PDT Staff Writer
If you are flying a torn or damaged American flag maybe the time has come for you to get a replacement. But once you have replaced that tattered flag with a newer one, what do you do with the unserviceable flag? Shawn Gee, Commander of James Dickey Post 23, of the American Legion says there is a proper way to dispose of that flag, and Post 23 will be holding a flag burning ceremony Friday at 8:30 p.m. at the post, 705 Court St. in Portsmouth.
The Ceremony for Disposal of Unserviceable Flags is outlined in Resolution No. 440, passed by the 19th National Convention of The American Legion in New York, Sept. 20-23, 1937. The ceremony has been an integral part of American Legion ritual since that date.
Gee urged people to bring in their unserviceable flag’s for proper disposal. Refreshments will be served at the conclusion of the ceremony.
“We’re going to go through our Legion rituals as far as going through our commands and inspecting the flags, to show them the proper respect before we dispose of them,” Gee said. “We have a ceremony that is about 10-15 minutes.”
The ceremony is something Post 23 does annually and something more often.
“We will be retiring flags because there is a proper procedure to do that. The flags are burned,” Adjutant Ken Crawford said. “We’re going to have the ceremony. There will be the color guard, and there will be several officers from the Post. We do this every year, and we’re going to have the ceremony on the actual Flag Day which is June 14.”
The purpose of The American Legion in adopting the ceremony was to encourage proper respect for the flag of the United States and to provide for disposal of unserviceable flags in a dignified manner. Resolution No. 373, approved by the National Convention of The American Legion meeting in Chicago, Illinois, September 18-20, 1944, re-emphasized the purpose of proper public Flag disposal ceremonies and encouraged greater use of this ceremony by The American Legion.
Gee said there is a good reason why the American Legion ritual should be followed, and why people should bring their unserviceable flags to them for proper disposal.
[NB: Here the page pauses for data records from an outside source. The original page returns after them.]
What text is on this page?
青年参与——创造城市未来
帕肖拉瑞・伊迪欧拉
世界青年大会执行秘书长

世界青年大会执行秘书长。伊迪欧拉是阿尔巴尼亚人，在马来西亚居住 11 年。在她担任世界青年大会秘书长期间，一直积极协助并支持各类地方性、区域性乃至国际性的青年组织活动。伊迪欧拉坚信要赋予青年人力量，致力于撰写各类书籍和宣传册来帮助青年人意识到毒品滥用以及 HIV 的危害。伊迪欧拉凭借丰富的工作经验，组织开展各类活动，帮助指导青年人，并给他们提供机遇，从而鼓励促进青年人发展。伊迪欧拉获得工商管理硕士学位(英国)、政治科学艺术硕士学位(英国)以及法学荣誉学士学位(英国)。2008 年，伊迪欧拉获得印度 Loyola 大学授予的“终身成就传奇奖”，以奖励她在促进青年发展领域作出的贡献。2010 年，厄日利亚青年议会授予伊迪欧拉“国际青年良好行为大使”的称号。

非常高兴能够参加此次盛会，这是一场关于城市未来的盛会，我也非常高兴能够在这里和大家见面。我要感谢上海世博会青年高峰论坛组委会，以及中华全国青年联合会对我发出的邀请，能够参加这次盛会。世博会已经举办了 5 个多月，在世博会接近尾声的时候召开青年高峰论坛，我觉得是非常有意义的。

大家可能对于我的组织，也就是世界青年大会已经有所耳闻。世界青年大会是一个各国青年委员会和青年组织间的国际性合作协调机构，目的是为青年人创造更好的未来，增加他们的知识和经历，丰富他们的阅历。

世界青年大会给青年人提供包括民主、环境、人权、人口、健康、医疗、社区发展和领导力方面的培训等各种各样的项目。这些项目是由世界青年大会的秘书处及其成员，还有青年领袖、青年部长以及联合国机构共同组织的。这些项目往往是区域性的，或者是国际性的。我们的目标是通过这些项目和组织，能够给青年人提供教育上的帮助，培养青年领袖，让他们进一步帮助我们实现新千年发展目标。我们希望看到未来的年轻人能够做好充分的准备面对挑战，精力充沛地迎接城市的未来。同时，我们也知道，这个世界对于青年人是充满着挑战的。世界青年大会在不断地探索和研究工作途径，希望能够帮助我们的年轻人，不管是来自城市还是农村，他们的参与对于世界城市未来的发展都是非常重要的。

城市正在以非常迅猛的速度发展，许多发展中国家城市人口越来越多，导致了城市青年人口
“It shows the proper respect for the flag,” Gee said. “A lot of people don’t really have a clue how to properly dispose of them. And when we do that, it kind of honors our flag.”
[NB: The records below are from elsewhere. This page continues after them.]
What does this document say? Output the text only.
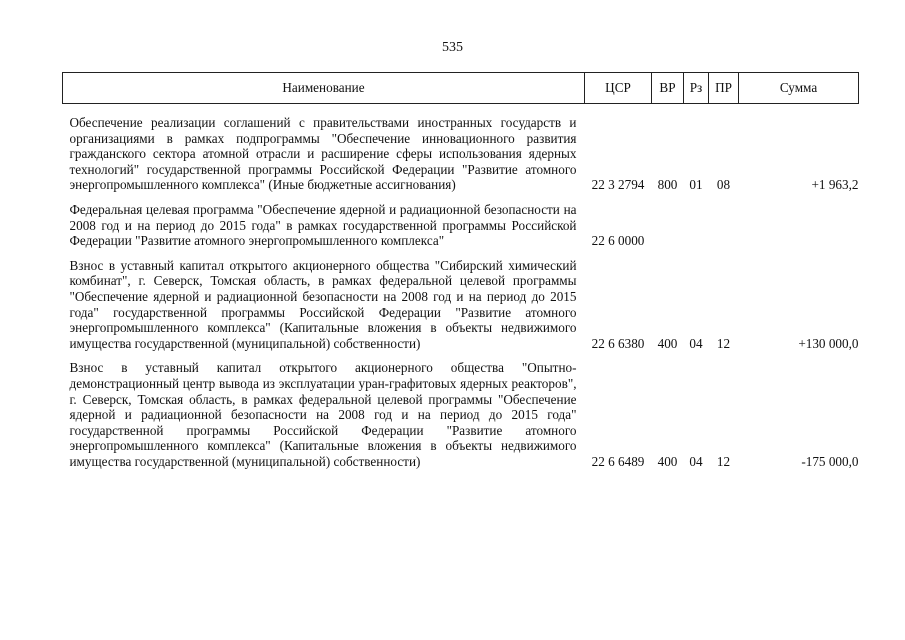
535
Наименование	ЦСР	ВР	Рз	ПР	Сумма
Обеспечение реализации соглашений с правительствами иностранных государств и организациями в рамках подпрограммы "Обеспечение инновационного развития гражданского сектора атомной отрасли и расширение сферы использования ядерных технологий" государственной программы Российской Федерации "Развитие атомного энергопромышленного комплекса" (Иные бюджетные ассигнования)	22 3 2794	800	01	08	+1 963,2
Федеральная целевая программа "Обеспечение ядерной и радиационной безопасности на 2008 год и на период до 2015 года" в рамках государственной программы Российской Федерации "Развитие атомного энергопромышленного комплекса"	22 6 0000				
Взнос в уставный капитал открытого акционерного общества "Сибирский химический комбинат", г. Северск, Томская область, в рамках федеральной целевой программы "Обеспечение ядерной и радиационной безопасности на 2008 год и на период до 2015 года" государственной программы Российской Федерации "Развитие атомного энергопромышленного комплекса" (Капитальные вложения в объекты недвижимого имущества государственной (муниципальной) собственности)	22 6 6380	400	04	12	+130 000,0
Взнос в уставный капитал открытого акционерного общества "Опытно-демонстрационный центр вывода из эксплуатации уран-графитовых ядерных реакторов", г. Северск, Томская область, в рамках федеральной целевой программы "Обеспечение ядерной и радиационной безопасности на 2008 год и на период до 2015 года" государственной программы Российской Федерации "Развитие атомного энергопромышленного комплекса" (Капитальные вложения в объекты недвижимого имущества государственной (муниципальной) собственности)	22 6 6489	400	04	12	-175 000,0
Crawford said the proper disposal of the flag is just as much about respecting the symbol as respecting the men and women who served.
“The flag is the symbol of our country. And it is to be treated with respect and honor,” Crawford said. “When a flag has served it’s time, and it is starting to get tattered or worn, there’s a proper way of disposing of it which shows respect to the flag, and to the country, and to the men and women who served the flag.”